Untomia albistrigella

Scientific classification
- Kingdom: Animalia
- Phylum: Arthropoda
- Clade: Pancrustacea
- Class: Insecta
- Order: Lepidoptera
- Family: Gelechiidae
- Genus: Untomia
- Species: U. albistrigella
- Binomial name: Untomia albistrigella (Chambers, 1872)
- Synonyms: Gelechia albistrigella Chambers, 1872;

= Untomia albistrigella =

- Authority: (Chambers, 1872)
- Synonyms: Gelechia albistrigella Chambers, 1872

Species of moth

Untomia albistrigella is a moth of the family Gelechiidae.
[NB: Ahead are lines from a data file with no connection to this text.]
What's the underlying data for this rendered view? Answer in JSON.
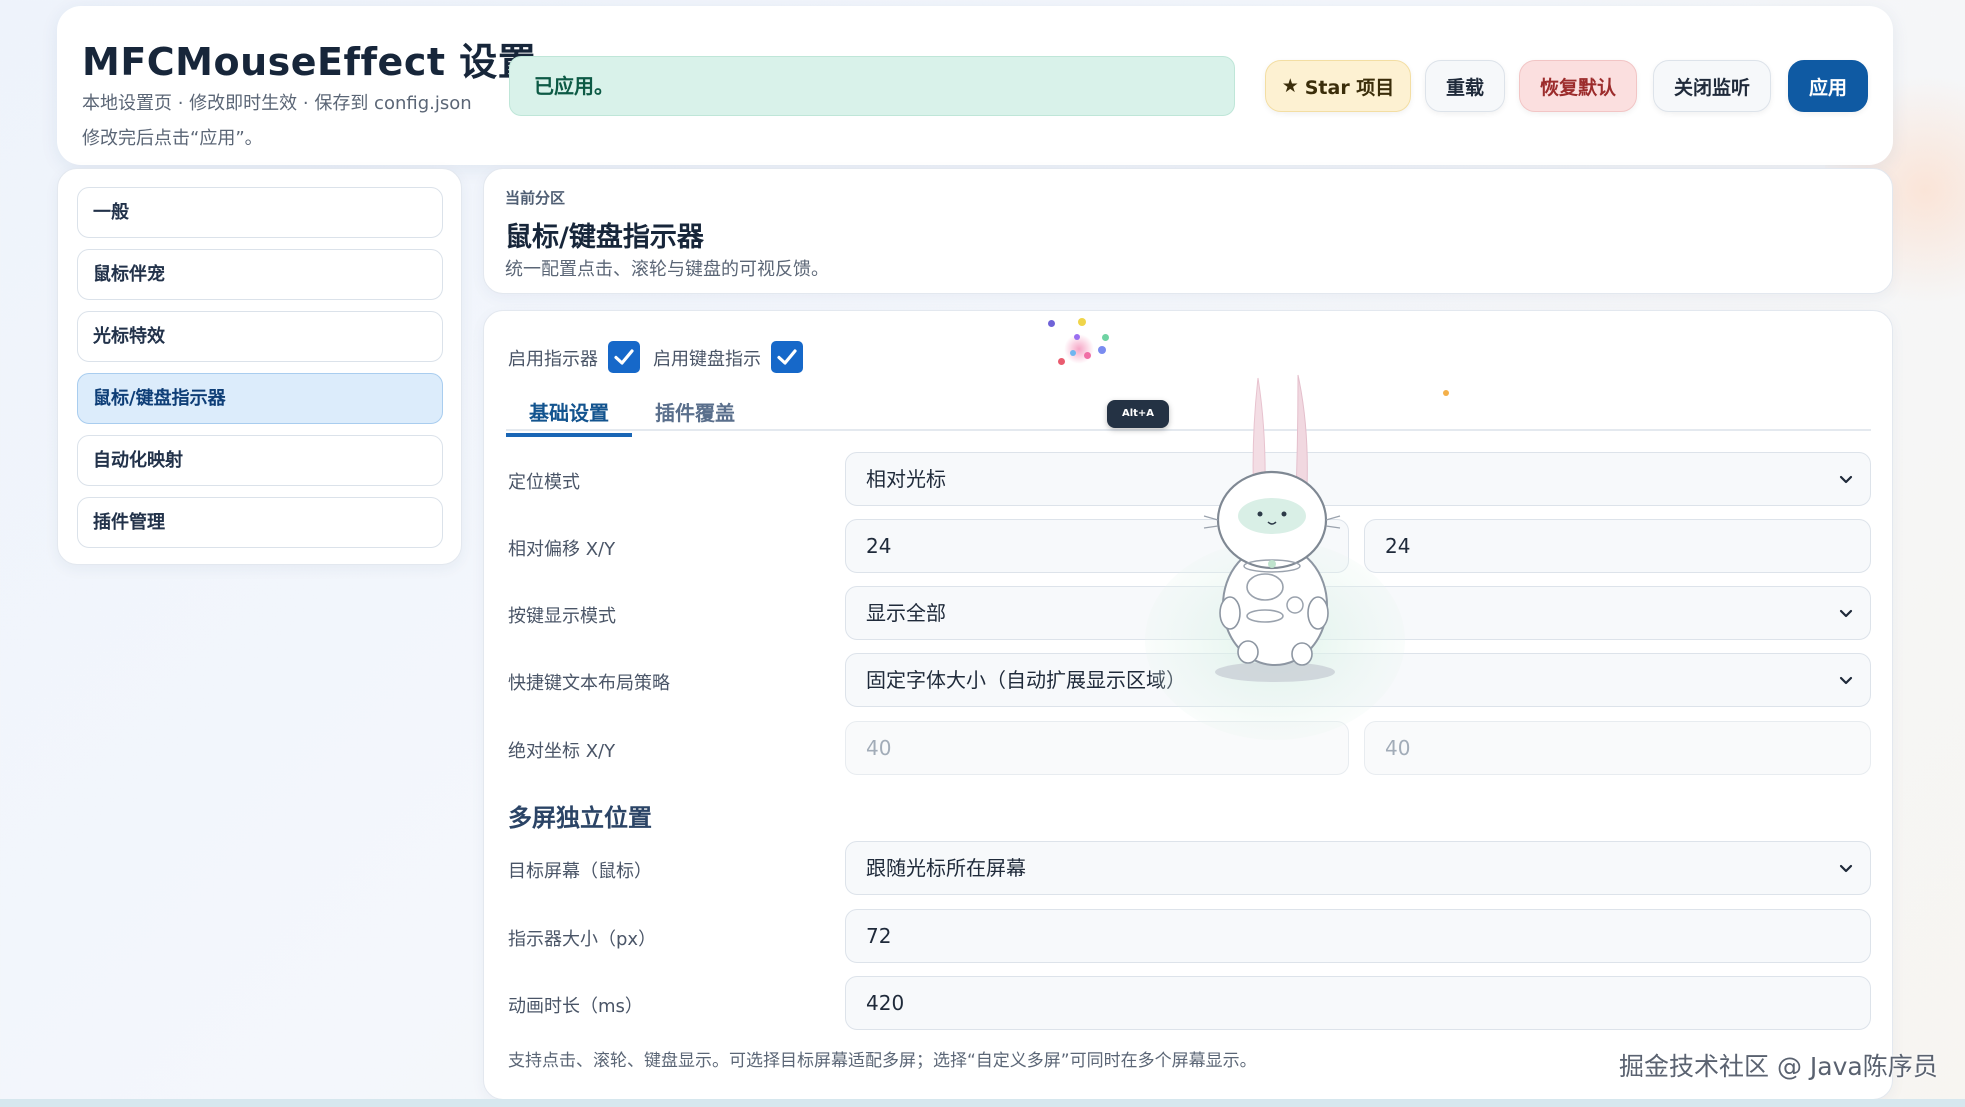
{
  "header": {
    "title": "MFCMouseEffect 设置",
    "subtitle": "本地设置页 · 修改即时生效 · 保存到 config.json",
    "hint": "修改完后点击“应用”。",
    "status": "已应用。",
    "buttons": {
      "star": "Star 项目",
      "reload": "重载",
      "reset": "恢复默认",
      "close_monitor": "关闭监听",
      "apply": "应用"
    }
  },
  "sidebar": {
    "items": [
      {
        "label": "一般",
        "active": false
      },
      {
        "label": "鼠标伴宠",
        "active": false
      },
      {
        "label": "光标特效",
        "active": false
      },
      {
        "label": "鼠标/键盘指示器",
        "active": true
      },
      {
        "label": "自动化映射",
        "active": false
      },
      {
        "label": "插件管理",
        "active": false
      }
    ]
  },
  "section": {
    "kicker": "当前分区",
    "title": "鼠标/键盘指示器",
    "description": "统一配置点击、滚轮与键盘的可视反馈。"
  },
  "toggles": {
    "indicator": {
      "label": "启用指示器",
      "checked": true
    },
    "keyboard": {
      "label": "启用键盘指示",
      "checked": true
    }
  },
  "tabs": [
    {
      "label": "基础设置",
      "active": true
    },
    {
      "label": "插件覆盖",
      "active": false
    }
  ],
  "form": {
    "position_mode": {
      "label": "定位模式",
      "value": "相对光标"
    },
    "relative_offset": {
      "label": "相对偏移 X/Y",
      "x": "24",
      "y": "24"
    },
    "key_display_mode": {
      "label": "按键显示模式",
      "value": "显示全部"
    },
    "shortcut_layout": {
      "label": "快捷键文本布局策略",
      "value": "固定字体大小（自动扩展显示区域）"
    },
    "absolute_coords": {
      "label": "绝对坐标 X/Y",
      "x": "40",
      "y": "40"
    },
    "multiscreen_heading": "多屏独立位置",
    "target_screen": {
      "label": "目标屏幕（鼠标）",
      "value": "跟随光标所在屏幕"
    },
    "indicator_size": {
      "label": "指示器大小（px）",
      "value": "72"
    },
    "animation_duration": {
      "label": "动画时长（ms）",
      "value": "420"
    },
    "footer_note": "支持点击、滚轮、键盘显示。可选择目标屏幕适配多屏；选择“自定义多屏”可同时在多个屏幕显示。"
  },
  "overlay": {
    "key_chip": "Alt+A"
  },
  "watermark": "掘金技术社区 @ Java陈序员",
  "colors": {
    "accent": "#0f5aa3",
    "status_bg": "#d9f2ea",
    "active_nav_bg": "#dcecfb",
    "reset_bg": "#fbdfdf",
    "star_bg": "#fdf1d2"
  }
}
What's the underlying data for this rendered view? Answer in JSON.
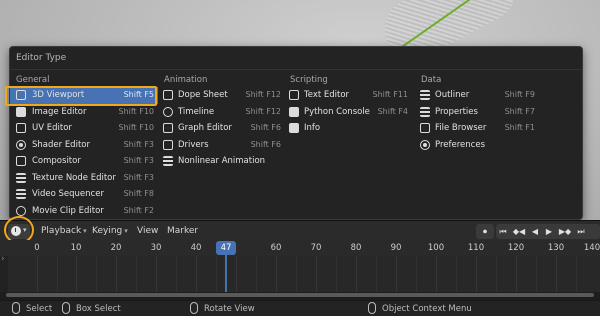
{
  "menu": {
    "title": "Editor Type",
    "general": {
      "heading": "General",
      "items": [
        {
          "label": "3D Viewport",
          "shortcut": "Shift F5",
          "icon": "cube-icon"
        },
        {
          "label": "Image Editor",
          "shortcut": "Shift F10",
          "icon": "image-icon"
        },
        {
          "label": "UV Editor",
          "shortcut": "Shift F10",
          "icon": "uv-icon"
        },
        {
          "label": "Shader Editor",
          "shortcut": "Shift F3",
          "icon": "shader-icon"
        },
        {
          "label": "Compositor",
          "shortcut": "Shift F3",
          "icon": "compositor-icon"
        },
        {
          "label": "Texture Node Editor",
          "shortcut": "Shift F3",
          "icon": "texture-icon"
        },
        {
          "label": "Video Sequencer",
          "shortcut": "Shift F8",
          "icon": "sequencer-icon"
        },
        {
          "label": "Movie Clip Editor",
          "shortcut": "Shift F2",
          "icon": "clip-icon"
        }
      ]
    },
    "animation": {
      "heading": "Animation",
      "items": [
        {
          "label": "Dope Sheet",
          "shortcut": "Shift F12",
          "icon": "dopesheet-icon"
        },
        {
          "label": "Timeline",
          "shortcut": "Shift F12",
          "icon": "clock-icon"
        },
        {
          "label": "Graph Editor",
          "shortcut": "Shift F6",
          "icon": "graph-icon"
        },
        {
          "label": "Drivers",
          "shortcut": "Shift F6",
          "icon": "drivers-icon"
        },
        {
          "label": "Nonlinear Animation",
          "shortcut": "",
          "icon": "nla-icon"
        }
      ]
    },
    "scripting": {
      "heading": "Scripting",
      "items": [
        {
          "label": "Text Editor",
          "shortcut": "Shift F11",
          "icon": "text-icon"
        },
        {
          "label": "Python Console",
          "shortcut": "Shift F4",
          "icon": "console-icon"
        },
        {
          "label": "Info",
          "shortcut": "",
          "icon": "info-icon"
        }
      ]
    },
    "data": {
      "heading": "Data",
      "items": [
        {
          "label": "Outliner",
          "shortcut": "Shift F9",
          "icon": "outliner-icon"
        },
        {
          "label": "Properties",
          "shortcut": "Shift F7",
          "icon": "properties-icon"
        },
        {
          "label": "File Browser",
          "shortcut": "Shift F1",
          "icon": "filebrowser-icon"
        },
        {
          "label": "Preferences",
          "shortcut": "",
          "icon": "gear-icon"
        }
      ]
    }
  },
  "timeline": {
    "menus": [
      "Playback",
      "Keying",
      "View",
      "Marker"
    ],
    "current_frame": "47",
    "ruler_labels": [
      "0",
      "10",
      "20",
      "30",
      "40",
      "50",
      "60",
      "70",
      "80",
      "90",
      "100",
      "110",
      "120",
      "130",
      "140"
    ],
    "transport": [
      "⏺",
      "⏮",
      "◆◀",
      "◀",
      "▶",
      "▶◆",
      "⏭"
    ]
  },
  "status_bar": {
    "items": [
      "Select",
      "Box Select",
      "Rotate View",
      "Object Context Menu"
    ]
  }
}
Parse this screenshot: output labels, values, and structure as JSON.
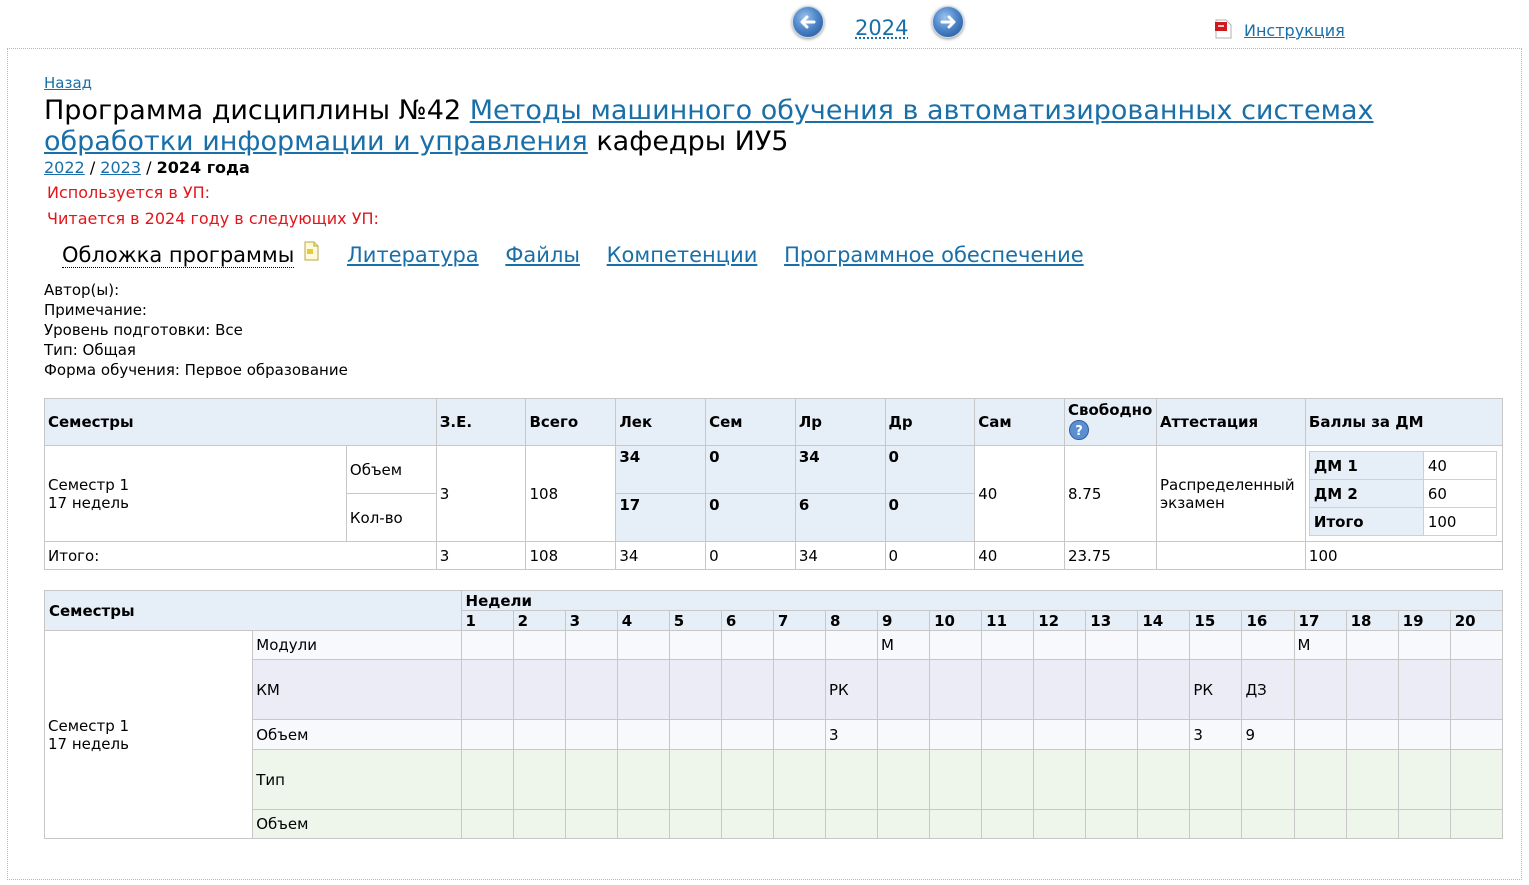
{
  "topbar": {
    "year": "2024",
    "instruction": "Инструкция"
  },
  "nav": {
    "back": "Назад"
  },
  "title": {
    "prefix": "Программа дисциплины №42",
    "link": "Методы машинного обучения в автоматизированных системах обработки информации и управления",
    "suffix": "кафедры ИУ5"
  },
  "years": {
    "y1": "2022",
    "y2": "2023",
    "current": "2024 года"
  },
  "used_in": "Используется в УП:",
  "read_in": "Читается в 2024 году в следующих УП:",
  "tabs": {
    "cover": "Обложка программы",
    "literature": "Литература",
    "files": "Файлы",
    "competencies": "Компетенции",
    "software": "Программное обеспечение"
  },
  "meta": {
    "authors": "Автор(ы):",
    "note": "Примечание:",
    "level": "Уровень подготовки: Все",
    "type": "Тип: Общая",
    "form": "Форма обучения: Первое образование"
  },
  "table1": {
    "headers": {
      "semesters": "Семестры",
      "ze": "З.Е.",
      "total": "Всего",
      "lek": "Лек",
      "sem": "Сем",
      "lr": "Лр",
      "dr": "Др",
      "sam": "Сам",
      "free": "Свободно",
      "att": "Аттестация",
      "points": "Баллы за ДМ"
    },
    "semester": {
      "name": "Семестр 1",
      "weeks": "17 недель",
      "vol_label": "Объем",
      "cnt_label": "Кол-во",
      "ze": "3",
      "total": "108",
      "lek_v": "34",
      "sem_v": "0",
      "lr_v": "34",
      "dr_v": "0",
      "lek_c": "17",
      "sem_c": "0",
      "lr_c": "6",
      "dr_c": "0",
      "sam": "40",
      "free": "8.75",
      "att": "Распределенный экзамен"
    },
    "dm": {
      "dm1_label": "ДМ 1",
      "dm1": "40",
      "dm2_label": "ДМ 2",
      "dm2": "60",
      "total_label": "Итого",
      "total": "100"
    },
    "totals": {
      "label": "Итого:",
      "ze": "3",
      "total": "108",
      "lek": "34",
      "sem": "0",
      "lr": "34",
      "dr": "0",
      "sam": "40",
      "free": "23.75",
      "att": "",
      "points": "100"
    }
  },
  "table2": {
    "semesters_header": "Семестры",
    "weeks_header": "Недели",
    "weeks": [
      "1",
      "2",
      "3",
      "4",
      "5",
      "6",
      "7",
      "8",
      "9",
      "10",
      "11",
      "12",
      "13",
      "14",
      "15",
      "16",
      "17",
      "18",
      "19",
      "20"
    ],
    "semester_name": "Семестр 1",
    "semester_weeks": "17 недель",
    "rows": [
      {
        "label": "Модули",
        "cells": [
          "",
          "",
          "",
          "",
          "",
          "",
          "",
          "",
          "М",
          "",
          "",
          "",
          "",
          "",
          "",
          "",
          "М",
          "",
          "",
          ""
        ]
      },
      {
        "label": "КМ",
        "cells": [
          "",
          "",
          "",
          "",
          "",
          "",
          "",
          "РК",
          "",
          "",
          "",
          "",
          "",
          "",
          "РК",
          "ДЗ",
          "",
          "",
          "",
          ""
        ]
      },
      {
        "label": "Объем",
        "cells": [
          "",
          "",
          "",
          "",
          "",
          "",
          "",
          "3",
          "",
          "",
          "",
          "",
          "",
          "",
          "3",
          "9",
          "",
          "",
          "",
          ""
        ]
      },
      {
        "label": "Тип",
        "cells": [
          "",
          "",
          "",
          "",
          "",
          "",
          "",
          "",
          "",
          "",
          "",
          "",
          "",
          "",
          "",
          "",
          "",
          "",
          "",
          ""
        ]
      },
      {
        "label": "Объем",
        "cells": [
          "",
          "",
          "",
          "",
          "",
          "",
          "",
          "",
          "",
          "",
          "",
          "",
          "",
          "",
          "",
          "",
          "",
          "",
          "",
          ""
        ]
      }
    ]
  },
  "colors": {
    "link": "#1a6fa8",
    "red": "#e3141b",
    "header_bg": "#e6eef8"
  }
}
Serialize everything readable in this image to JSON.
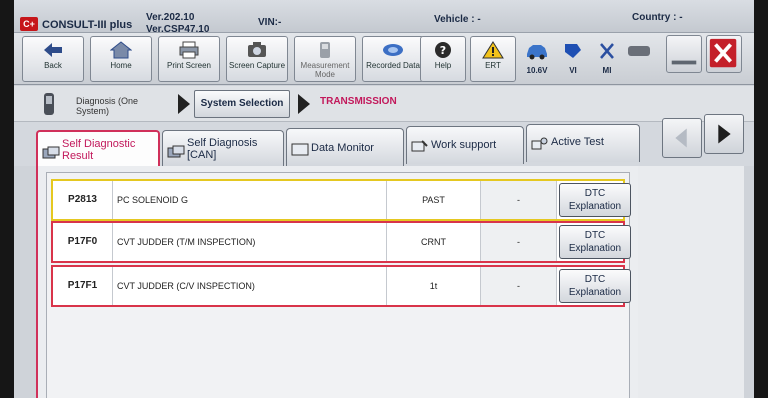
{
  "titlebar": {
    "logo": "C+",
    "app_name": "CONSULT-III plus",
    "version": "Ver.202.10",
    "csp_version": "Ver.CSP47.10",
    "vin": "VIN:-",
    "vehicle": "Vehicle : -",
    "country": "Country : -"
  },
  "toolbar": {
    "back": "Back",
    "home": "Home",
    "print_screen": "Print Screen",
    "screen_capture": "Screen Capture",
    "measurement_mode": "Measurement Mode",
    "recorded_data": "Recorded Data",
    "help": "Help",
    "ert": "ERT",
    "voltage": "10.6V",
    "vi": "VI",
    "mi": "MI"
  },
  "breadcrumb": {
    "step1": "Diagnosis (One System)",
    "step2": "System Selection",
    "step3": "TRANSMISSION"
  },
  "tabs": [
    {
      "label": "Self Diagnostic Result"
    },
    {
      "label": "Self Diagnosis [CAN]"
    },
    {
      "label": "Data Monitor"
    },
    {
      "label": "Work support"
    },
    {
      "label": "Active Test"
    }
  ],
  "dtc_rows": [
    {
      "code": "P2813",
      "description": "PC SOLENOID G",
      "status": "PAST",
      "extra": "-",
      "button": "DTC Explanation"
    },
    {
      "code": "P17F0",
      "description": "CVT JUDDER (T/M INSPECTION)",
      "status": "CRNT",
      "extra": "-",
      "button": "DTC Explanation"
    },
    {
      "code": "P17F1",
      "description": "CVT JUDDER (C/V INSPECTION)",
      "status": "1t",
      "extra": "-",
      "button": "DTC Explanation"
    }
  ],
  "colors": {
    "accent": "#c2185b",
    "past_border": "#e5c820",
    "current_border": "#d9344a"
  }
}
It was described by Vactor Tousey Chambers in 1872. It is found in North America, where it has been recorded from Alabama, Arkansas, Florida, Georgia, Illinois, Indiana, Kentucky, Louisiana, Maryland, Mississippi, North Carolina, Ohio, Oklahoma, Ontario, Pennsylvania, South Carolina, Tennessee, Texas and West Virginia.

Adults are dark brown in some lights, faintly tinged with purple, green or bronze. There is a small oblique white costal streak just before, and a few indistinct whitish scales or small spots in the apex, near the dorsal cilia. The cilia are pale fuscous, with a dark brown hindmarginal line before their middle.